Benedetto XVI, con riferimento ai processi dell’amore, ha sottolineato la compresenza di eros e agape, attrazione umana e amore donativo che impedisce di spaccare sentenze e che spinge coloro che si amano a non restare inebriati e ingabbiati dalla libido. Impedisce altresì a coloro che hanno scelto la verginità del corpo di considerarsi immuni dai moti dell’attrazione affettiva-erotica (la ‘neutralità’ spesso nasconde tumulti soffocati, sempre a rischio di esplodere) facendo l’abitudine a stringere tante mani senza sapere cosa realmente significa stringerne una. «Tra l’amore e il Divino – ha scritto – esiste una qualche relazione: l’amore promette infinità, eternità, una realtà più grande e totalmente altra rispetto alla quotidianità del nostro esistere. Ma al contempo è apparso che la via per tale traguardo non sta semplicemente nel lasciarsi sopraffare dall’istinto. Sono necessarie purificazioni e maturazioni […] non sono né lo spirito né il corpo da soli ad amare: è l’uomo, la persona […]. Solo in questo modo l’amore – l’eros – può maturare fino alla sua vera grandezza… Adesso l’amore diventa cura dell’altro e per l’altro. Non cerca più se stesso, l’immersione nell’ebbrezza della felicità; cerca invece il bene dell’amato: diventa rinuncia, è pronto al sacrificio, anzi lo cerca»1.
Questo bel passo di Benedetto XVI riconosce umilmente la necessità di sottoporre i moti del cuore ad un processo di apprendimento delle buone relazioni affettive che non disdegna l’eros corporeo ma che al contempo apprende tacitamente a non fermarsi ai corpi, a non idolatrare la persona amata e non trascurarla, a stimarla e rispettarne il pudore, ad esercitarsi nel donarle gioia, ad assumere la responsabilità della cura del suo corpo come fosse il proprio: tutti aspetti di una ecologia dei rapporti interpersonali.

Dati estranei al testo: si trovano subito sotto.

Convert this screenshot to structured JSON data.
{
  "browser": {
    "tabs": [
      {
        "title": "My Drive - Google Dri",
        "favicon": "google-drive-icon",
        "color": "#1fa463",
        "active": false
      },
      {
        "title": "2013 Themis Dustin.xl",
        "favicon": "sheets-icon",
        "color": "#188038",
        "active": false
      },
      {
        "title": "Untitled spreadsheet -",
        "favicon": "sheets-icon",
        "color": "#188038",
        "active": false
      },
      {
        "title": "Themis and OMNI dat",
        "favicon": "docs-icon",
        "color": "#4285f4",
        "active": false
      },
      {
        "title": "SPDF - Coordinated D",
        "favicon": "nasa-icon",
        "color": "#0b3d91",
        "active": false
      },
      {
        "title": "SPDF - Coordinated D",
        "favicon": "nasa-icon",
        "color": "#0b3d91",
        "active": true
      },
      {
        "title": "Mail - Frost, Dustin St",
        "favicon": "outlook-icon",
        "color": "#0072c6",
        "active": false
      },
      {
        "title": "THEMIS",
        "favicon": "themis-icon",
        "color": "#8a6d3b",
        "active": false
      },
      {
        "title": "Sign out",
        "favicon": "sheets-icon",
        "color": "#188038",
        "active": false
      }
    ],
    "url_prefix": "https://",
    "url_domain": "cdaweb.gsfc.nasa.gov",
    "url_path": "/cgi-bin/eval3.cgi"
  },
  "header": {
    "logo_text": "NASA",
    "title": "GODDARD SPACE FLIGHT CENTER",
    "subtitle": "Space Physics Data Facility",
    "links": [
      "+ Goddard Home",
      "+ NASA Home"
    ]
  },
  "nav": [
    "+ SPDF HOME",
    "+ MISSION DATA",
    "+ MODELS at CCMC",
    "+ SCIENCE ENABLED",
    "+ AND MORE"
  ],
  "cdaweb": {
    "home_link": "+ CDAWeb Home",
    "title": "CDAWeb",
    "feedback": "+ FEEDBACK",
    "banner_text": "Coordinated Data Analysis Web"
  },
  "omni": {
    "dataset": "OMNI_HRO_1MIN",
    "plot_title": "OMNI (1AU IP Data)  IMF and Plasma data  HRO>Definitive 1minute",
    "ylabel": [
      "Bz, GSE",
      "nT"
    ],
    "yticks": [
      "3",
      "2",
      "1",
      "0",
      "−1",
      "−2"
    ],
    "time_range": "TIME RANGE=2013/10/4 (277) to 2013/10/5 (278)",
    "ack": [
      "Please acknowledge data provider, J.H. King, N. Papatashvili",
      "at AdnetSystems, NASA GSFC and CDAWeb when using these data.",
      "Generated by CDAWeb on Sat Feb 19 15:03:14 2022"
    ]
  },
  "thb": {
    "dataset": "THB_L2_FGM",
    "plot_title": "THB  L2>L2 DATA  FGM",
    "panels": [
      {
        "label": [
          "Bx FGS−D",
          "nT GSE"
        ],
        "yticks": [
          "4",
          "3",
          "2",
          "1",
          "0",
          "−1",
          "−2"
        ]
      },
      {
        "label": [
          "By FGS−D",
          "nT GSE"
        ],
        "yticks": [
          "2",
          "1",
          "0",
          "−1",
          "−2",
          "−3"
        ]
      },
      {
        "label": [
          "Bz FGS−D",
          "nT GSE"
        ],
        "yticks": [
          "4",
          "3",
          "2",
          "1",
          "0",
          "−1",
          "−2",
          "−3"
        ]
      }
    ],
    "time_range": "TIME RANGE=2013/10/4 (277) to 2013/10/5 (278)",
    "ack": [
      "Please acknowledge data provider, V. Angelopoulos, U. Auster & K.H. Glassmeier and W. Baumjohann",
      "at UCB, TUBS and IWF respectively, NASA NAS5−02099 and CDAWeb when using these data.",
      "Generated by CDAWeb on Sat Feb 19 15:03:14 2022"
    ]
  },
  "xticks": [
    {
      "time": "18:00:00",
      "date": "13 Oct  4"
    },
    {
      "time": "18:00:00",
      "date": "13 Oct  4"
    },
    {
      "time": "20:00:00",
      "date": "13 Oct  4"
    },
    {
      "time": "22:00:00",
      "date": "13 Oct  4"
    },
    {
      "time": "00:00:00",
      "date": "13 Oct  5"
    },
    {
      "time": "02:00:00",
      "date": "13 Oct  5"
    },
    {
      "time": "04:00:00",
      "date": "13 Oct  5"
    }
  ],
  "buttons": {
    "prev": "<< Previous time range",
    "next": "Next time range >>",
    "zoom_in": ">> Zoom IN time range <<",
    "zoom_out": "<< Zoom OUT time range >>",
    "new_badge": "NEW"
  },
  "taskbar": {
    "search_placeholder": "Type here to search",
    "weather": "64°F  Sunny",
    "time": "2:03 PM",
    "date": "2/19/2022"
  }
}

Il più delle volte s’impara non tanto dalle regole della morale, ma dall’esperienza e dalle testimonianze di persone credibili, le quali anche senza parlare educano a volere il bene dell’atro oltre che il proprio, ad essere prudenti, a tenere conto che l’amore è sempre a rischio di spegnersi se pospone l’altro all’io, se non viene alimentato, se punta ad una fusione che annulla la distanza. Scrive Simone Weil: «In un’amicizia perfetta… I due amici accettano pienamente di essere due creature distinte. È solo con Dio che l’uomo ha il diritto di desiderare di essere direttamente unito»2.